CIO

As portfolio shuffle boosts cybersecurity powers, IBM moves the encryption bar

Pervasive encryption likely to pose new headaches as government pivots to be more responsive to infosec threats

The irony was most certainly unintentional, but prime minister Malcolm Turnbull nonetheless found himself announcing a major shakeup of law-enforcement authorities and cybersecurity practices a day after IBM debuted a significant new security platform that could make their job even harder than before.

In a significant shakeup of federal law-enforcement agencies, Turnbull announced a restructuring. Key is the appointment of current immigration minister Peter Dutton to head a new Home Office portfolio that, Turnbull’s office said in a statement, “will provide strategic planning, coordination and other support to a ‘federation’ of independent security and law enforcement agencies” including ASIO, the Australian Federal Police, Australian Border Force and the Australian Criminal Intelligence Commission.

The shakeup will also see the Australian Signals Directorate – which has long held a leadership role in Australia’s information-security community and recently updated its widely-referenced Top Mitigation Strategies – rolled into the Defence portfolio, as well as giving the Attorney-General’s office greater oversight over intelligence activities.

“For over a decade, successive governments have responded to worsening security trends with ad hoc arrangements to strengthen coordination and cooperation between Australia’s intelligence, security and law enforcement agencies,” the statement said.

“The evolving and complex threats to Australia’s security require more enduring and better integrated intelligence and domestic security arrangements.”

The shakeup will also create a central Office of National Intelligence and provide for 24x7 response capabilities for cybersecurity incidents within the Australian Cyber Security Centre, reflecting the government’s increasing concern about cybersecurity attacks.

This concern was alluded to in the announcement, which noted an “increasingly complex security environment…and the development of new and emerging technologies, including encryption.”

The announcement suggests a broadening of the government’s attack on encryption providers, which this month saw Turnbull squaring off against the laws of mathematics as he asserted that Australia would pass laws to force communications service providers to decrypt customer data on demand.

Yet the government’s restructuring came on the heels of a significant new product launch from IBM, which released a high-volume encryption platform, called Z, that allows businesses to encrypt all of their data on an ongoing basis.

Z represents “the biggest re-invention and expansion of its mainframe technology” since it shifted its mainframes to run on Linux some 15 years ago, the company said in a statement on the technology’s release.

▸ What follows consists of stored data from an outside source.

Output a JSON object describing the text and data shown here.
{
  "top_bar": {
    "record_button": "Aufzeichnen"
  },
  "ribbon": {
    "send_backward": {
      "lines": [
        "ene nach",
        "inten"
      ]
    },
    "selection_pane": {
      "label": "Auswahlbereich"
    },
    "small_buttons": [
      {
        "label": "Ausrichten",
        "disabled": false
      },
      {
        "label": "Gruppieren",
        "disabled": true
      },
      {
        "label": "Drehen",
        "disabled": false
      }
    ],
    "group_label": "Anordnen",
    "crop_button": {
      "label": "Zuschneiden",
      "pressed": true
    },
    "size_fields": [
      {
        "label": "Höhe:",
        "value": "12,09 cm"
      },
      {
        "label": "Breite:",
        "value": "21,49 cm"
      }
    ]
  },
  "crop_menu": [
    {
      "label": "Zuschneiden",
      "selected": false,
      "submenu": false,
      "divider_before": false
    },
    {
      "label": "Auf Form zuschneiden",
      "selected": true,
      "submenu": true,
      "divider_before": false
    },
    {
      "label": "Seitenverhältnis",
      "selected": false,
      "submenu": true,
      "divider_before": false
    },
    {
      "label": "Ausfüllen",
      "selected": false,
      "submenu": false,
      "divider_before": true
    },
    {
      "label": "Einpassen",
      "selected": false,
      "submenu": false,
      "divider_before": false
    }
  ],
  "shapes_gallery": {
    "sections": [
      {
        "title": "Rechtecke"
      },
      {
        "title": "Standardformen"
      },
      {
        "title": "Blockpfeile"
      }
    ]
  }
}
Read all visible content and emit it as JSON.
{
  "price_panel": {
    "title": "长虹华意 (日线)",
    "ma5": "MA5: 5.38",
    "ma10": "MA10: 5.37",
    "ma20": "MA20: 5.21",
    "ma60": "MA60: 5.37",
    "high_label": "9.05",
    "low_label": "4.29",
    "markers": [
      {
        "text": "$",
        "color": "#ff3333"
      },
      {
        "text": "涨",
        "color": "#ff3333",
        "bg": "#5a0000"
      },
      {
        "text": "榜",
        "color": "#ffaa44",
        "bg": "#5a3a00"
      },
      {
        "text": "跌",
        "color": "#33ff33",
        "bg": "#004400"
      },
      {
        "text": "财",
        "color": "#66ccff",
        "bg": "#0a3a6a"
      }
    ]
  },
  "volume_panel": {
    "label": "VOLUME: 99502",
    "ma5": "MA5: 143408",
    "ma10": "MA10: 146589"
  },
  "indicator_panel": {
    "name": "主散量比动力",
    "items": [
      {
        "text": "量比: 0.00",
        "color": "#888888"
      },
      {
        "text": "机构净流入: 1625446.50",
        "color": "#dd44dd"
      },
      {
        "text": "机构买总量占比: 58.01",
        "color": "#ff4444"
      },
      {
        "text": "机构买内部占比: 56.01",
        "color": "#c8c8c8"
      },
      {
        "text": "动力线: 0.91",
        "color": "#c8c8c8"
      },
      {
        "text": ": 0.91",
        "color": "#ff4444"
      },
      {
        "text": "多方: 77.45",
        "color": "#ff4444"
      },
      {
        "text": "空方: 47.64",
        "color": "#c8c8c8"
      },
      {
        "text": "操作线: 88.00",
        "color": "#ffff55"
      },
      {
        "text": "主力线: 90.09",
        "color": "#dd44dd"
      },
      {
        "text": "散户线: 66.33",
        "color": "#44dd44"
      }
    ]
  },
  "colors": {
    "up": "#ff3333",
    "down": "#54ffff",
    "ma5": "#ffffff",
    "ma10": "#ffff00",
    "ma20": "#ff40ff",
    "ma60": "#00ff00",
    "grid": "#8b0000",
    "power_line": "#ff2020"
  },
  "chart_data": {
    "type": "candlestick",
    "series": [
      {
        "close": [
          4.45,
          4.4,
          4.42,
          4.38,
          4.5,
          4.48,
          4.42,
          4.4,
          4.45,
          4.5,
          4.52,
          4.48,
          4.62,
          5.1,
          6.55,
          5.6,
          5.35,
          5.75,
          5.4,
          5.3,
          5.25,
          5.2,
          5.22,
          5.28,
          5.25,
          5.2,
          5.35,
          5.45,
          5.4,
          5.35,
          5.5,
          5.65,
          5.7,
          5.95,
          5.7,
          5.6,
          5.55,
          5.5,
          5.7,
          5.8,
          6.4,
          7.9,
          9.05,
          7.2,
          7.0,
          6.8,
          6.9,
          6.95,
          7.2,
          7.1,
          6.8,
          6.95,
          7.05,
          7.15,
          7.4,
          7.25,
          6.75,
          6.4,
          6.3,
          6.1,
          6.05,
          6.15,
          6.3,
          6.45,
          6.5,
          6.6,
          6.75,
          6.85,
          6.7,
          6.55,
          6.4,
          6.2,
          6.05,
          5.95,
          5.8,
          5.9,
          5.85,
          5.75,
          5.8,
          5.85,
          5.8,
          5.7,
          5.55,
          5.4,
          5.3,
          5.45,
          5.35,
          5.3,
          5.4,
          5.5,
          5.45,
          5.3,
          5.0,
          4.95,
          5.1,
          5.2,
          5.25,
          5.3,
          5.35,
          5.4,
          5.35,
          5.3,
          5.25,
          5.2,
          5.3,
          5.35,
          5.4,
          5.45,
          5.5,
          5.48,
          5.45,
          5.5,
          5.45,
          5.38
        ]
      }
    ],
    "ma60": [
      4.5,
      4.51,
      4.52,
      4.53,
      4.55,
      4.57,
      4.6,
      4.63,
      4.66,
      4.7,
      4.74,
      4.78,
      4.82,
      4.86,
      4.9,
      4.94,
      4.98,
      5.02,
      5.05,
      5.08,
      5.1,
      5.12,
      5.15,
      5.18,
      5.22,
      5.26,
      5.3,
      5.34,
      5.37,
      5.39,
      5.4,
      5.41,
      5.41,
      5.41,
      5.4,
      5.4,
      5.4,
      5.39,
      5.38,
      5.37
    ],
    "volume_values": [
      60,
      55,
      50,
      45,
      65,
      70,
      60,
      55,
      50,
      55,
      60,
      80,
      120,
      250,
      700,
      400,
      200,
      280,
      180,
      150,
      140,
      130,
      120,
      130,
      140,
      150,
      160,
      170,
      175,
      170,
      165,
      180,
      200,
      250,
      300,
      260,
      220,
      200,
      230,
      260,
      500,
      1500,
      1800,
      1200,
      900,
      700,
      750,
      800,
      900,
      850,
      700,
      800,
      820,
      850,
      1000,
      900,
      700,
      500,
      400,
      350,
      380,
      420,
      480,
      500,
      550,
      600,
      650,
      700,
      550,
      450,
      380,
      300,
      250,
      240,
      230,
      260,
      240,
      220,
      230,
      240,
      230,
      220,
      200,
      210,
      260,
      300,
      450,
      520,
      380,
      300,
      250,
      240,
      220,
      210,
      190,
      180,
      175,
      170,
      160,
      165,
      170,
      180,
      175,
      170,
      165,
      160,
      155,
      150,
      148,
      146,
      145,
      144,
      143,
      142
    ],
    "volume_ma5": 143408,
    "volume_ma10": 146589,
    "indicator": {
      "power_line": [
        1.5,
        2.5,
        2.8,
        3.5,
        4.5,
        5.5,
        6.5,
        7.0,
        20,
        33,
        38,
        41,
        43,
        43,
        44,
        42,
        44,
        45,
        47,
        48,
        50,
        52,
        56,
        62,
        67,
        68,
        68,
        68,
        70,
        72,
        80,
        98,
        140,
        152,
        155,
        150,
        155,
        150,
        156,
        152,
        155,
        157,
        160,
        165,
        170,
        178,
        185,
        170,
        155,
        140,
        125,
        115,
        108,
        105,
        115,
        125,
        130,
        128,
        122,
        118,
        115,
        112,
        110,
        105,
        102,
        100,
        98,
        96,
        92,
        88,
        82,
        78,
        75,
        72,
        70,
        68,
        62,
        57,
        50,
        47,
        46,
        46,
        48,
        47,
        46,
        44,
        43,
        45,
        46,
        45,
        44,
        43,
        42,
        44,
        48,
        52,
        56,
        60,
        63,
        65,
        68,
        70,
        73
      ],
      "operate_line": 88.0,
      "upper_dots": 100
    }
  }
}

The platform, which was designed in consultation with CSOs at other security experts at 150 of the firm’s clients, includes purpose-built hardware and software to facilitate the encryption and decryption of data fast enough to handle 12 billion encrypted transactions per day.

Entire databases, application environments and even APIs can be encrypted automatically with no changes to existing configurations, IBM says, crediting a 7x increase in cryptographic performance that makes the new system 18 times faster than comparable x86-based systems.

Tamper-detecting hardware is designed to protect millions of keys in dedicated memory, and can detect signs of attempted break-ins and instantly disable the keys until the event is investigated.

“The pervasive encryption that is built into, and is designed to extend beyond, the new IBM Z really makes this the first system with an all-encompassing solution to the security threats and breaches we’ve been witnessing in the past 24 months,” said Peter Rutten, analyst with IDC’s Servers and Compute Platforms Group, in a statement.

IBM expects the Z platform will appeal to high-end customers such as banks, retail companies, healthcare and government providers, which particularly face new governance requirements from the impending European Union general data protection regulation (GDPR) when it comes into effect next year.

However, its ability to encrypt all data by default – due to what IBM calls “significant advances in cryptography technology” – may raise eyebrows as government authorities continue to complain about the level of encryption in today’s online world and the challenges it presents to authorities.